Children With Disabilities Express Less Concrete Gender-Based Biases:
Social Development of Gender Perceptions from Preoperational to Formal Operational Stages
Keywords:children, disability, gender, stereotype
Abnormalities with processing social concepts as children may display with Autism Spectrum Disorder (ASD) and Nonverbal learning disorder (NSLD). The purpose of the study was to observe how children with disabilities and nondisabled children viewed gender stereotypes. Images of gender-advertised toys and clothing items were utilized to determine gender-biases held by preschoolers (ages 3-6), upper-elementary level students (ages 10-12), and high school level students (ages 15-18).
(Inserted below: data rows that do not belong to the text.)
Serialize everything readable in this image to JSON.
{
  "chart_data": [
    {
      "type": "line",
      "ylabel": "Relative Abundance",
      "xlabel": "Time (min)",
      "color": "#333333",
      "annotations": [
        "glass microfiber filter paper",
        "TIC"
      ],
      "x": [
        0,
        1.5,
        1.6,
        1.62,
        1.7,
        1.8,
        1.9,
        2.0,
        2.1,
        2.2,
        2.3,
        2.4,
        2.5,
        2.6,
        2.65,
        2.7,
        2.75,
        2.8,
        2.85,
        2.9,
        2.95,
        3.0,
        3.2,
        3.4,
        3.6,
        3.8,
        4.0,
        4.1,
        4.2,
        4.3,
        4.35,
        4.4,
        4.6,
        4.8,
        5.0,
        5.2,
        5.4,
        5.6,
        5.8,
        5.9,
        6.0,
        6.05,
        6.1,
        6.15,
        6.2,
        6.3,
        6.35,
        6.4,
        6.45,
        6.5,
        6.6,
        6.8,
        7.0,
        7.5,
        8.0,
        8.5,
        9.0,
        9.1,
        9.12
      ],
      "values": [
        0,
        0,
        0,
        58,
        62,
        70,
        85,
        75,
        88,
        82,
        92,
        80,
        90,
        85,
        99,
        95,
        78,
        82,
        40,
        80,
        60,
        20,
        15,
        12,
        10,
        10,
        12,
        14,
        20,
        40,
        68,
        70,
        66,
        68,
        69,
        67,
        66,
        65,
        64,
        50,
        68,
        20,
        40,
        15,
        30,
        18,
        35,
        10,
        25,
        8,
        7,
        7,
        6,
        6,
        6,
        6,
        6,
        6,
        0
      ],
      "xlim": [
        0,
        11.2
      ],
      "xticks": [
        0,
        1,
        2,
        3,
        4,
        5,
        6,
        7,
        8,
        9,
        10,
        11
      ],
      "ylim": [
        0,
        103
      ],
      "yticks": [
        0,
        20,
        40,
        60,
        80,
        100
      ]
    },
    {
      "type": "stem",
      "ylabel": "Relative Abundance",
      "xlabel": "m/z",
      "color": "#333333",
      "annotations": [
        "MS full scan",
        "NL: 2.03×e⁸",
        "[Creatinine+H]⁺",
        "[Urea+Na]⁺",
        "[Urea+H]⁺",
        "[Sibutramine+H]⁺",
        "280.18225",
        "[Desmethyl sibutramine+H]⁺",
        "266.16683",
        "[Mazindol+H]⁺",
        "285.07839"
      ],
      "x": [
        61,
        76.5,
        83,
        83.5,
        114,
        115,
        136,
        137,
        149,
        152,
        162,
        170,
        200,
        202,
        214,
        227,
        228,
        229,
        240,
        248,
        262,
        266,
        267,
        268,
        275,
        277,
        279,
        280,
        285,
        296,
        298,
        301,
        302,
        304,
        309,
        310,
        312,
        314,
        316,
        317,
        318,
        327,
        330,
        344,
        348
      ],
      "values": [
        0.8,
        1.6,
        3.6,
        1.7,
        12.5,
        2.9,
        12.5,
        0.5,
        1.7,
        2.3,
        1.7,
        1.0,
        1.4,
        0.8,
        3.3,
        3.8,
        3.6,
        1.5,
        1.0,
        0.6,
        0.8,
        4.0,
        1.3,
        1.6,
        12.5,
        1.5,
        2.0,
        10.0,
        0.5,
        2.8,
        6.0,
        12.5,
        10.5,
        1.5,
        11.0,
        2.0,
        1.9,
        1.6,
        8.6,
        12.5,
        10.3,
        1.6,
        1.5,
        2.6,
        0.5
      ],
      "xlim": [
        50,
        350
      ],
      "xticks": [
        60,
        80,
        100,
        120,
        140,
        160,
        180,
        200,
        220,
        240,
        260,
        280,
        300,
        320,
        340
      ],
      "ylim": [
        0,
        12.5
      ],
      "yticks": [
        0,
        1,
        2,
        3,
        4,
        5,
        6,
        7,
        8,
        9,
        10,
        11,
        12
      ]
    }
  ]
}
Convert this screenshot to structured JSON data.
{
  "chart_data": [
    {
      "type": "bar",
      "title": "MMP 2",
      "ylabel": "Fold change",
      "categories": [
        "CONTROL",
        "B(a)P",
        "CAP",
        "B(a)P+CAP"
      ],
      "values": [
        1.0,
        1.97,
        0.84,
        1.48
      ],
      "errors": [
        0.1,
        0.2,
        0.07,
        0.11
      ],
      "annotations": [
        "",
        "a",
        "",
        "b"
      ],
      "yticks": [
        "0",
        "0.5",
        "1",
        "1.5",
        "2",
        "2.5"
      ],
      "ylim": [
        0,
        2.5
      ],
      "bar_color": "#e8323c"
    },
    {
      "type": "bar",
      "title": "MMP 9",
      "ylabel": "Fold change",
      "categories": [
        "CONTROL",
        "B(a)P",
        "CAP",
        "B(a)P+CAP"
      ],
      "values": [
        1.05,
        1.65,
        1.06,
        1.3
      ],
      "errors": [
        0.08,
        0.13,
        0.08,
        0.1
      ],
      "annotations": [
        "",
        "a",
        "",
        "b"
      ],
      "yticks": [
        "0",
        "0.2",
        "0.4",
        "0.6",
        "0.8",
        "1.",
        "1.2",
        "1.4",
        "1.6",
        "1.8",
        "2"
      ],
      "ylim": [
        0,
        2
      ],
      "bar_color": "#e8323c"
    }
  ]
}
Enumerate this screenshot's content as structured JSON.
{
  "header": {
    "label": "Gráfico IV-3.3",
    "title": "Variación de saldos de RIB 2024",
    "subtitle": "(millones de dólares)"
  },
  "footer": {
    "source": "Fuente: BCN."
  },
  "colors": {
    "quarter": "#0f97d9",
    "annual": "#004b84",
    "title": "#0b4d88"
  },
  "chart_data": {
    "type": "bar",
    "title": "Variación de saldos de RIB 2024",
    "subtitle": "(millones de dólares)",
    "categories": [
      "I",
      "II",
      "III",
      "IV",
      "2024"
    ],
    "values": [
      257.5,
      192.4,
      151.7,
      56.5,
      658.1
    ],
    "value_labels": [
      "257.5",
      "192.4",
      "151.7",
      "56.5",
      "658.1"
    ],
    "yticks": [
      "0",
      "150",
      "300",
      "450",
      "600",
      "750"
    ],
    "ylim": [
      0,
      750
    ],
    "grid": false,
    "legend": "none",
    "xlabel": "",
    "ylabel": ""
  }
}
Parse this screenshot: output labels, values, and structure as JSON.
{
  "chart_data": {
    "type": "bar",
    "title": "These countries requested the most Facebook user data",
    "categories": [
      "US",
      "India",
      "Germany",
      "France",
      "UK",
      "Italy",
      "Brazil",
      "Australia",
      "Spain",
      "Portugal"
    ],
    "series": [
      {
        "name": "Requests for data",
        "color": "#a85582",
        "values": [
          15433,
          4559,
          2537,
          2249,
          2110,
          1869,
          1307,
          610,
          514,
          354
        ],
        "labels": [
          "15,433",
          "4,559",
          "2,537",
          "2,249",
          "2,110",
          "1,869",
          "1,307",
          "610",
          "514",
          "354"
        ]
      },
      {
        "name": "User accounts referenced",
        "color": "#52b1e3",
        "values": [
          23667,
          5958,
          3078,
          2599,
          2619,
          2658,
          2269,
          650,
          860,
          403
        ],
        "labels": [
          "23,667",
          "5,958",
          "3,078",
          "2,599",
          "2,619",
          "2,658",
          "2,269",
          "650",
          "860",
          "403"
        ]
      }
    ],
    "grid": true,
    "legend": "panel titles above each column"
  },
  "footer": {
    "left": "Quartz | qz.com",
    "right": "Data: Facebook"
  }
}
This project raises awareness of cultural stereotypes in society and their impact on childhood perception development. 177 students were shown images of gender-advertised clothing and entertainment items and asked to categorize each object as a boy, girl, or both. Students with disabilities had less gender bias compared to their nondisabled counterparts. The children in all groups had increased stereotyped responses to clothing items as opposed to toys. The preschoolers displayed the most stereotypical responses, the upper-elementary schoolers responded with the least biased responses as they had gained more exposure to toy and clothing options, and the highschoolers solidified their opinions with moderate stereotypes, notably in clothing items. Presenting increased non-stereotypical opinions, there was a significant difference in gender perception in students with disabilities. The difference in responses to gender perception between students with and without disabilities assimilated in all categories by high school age, meaning there was no significant difference in gender perception by this stage.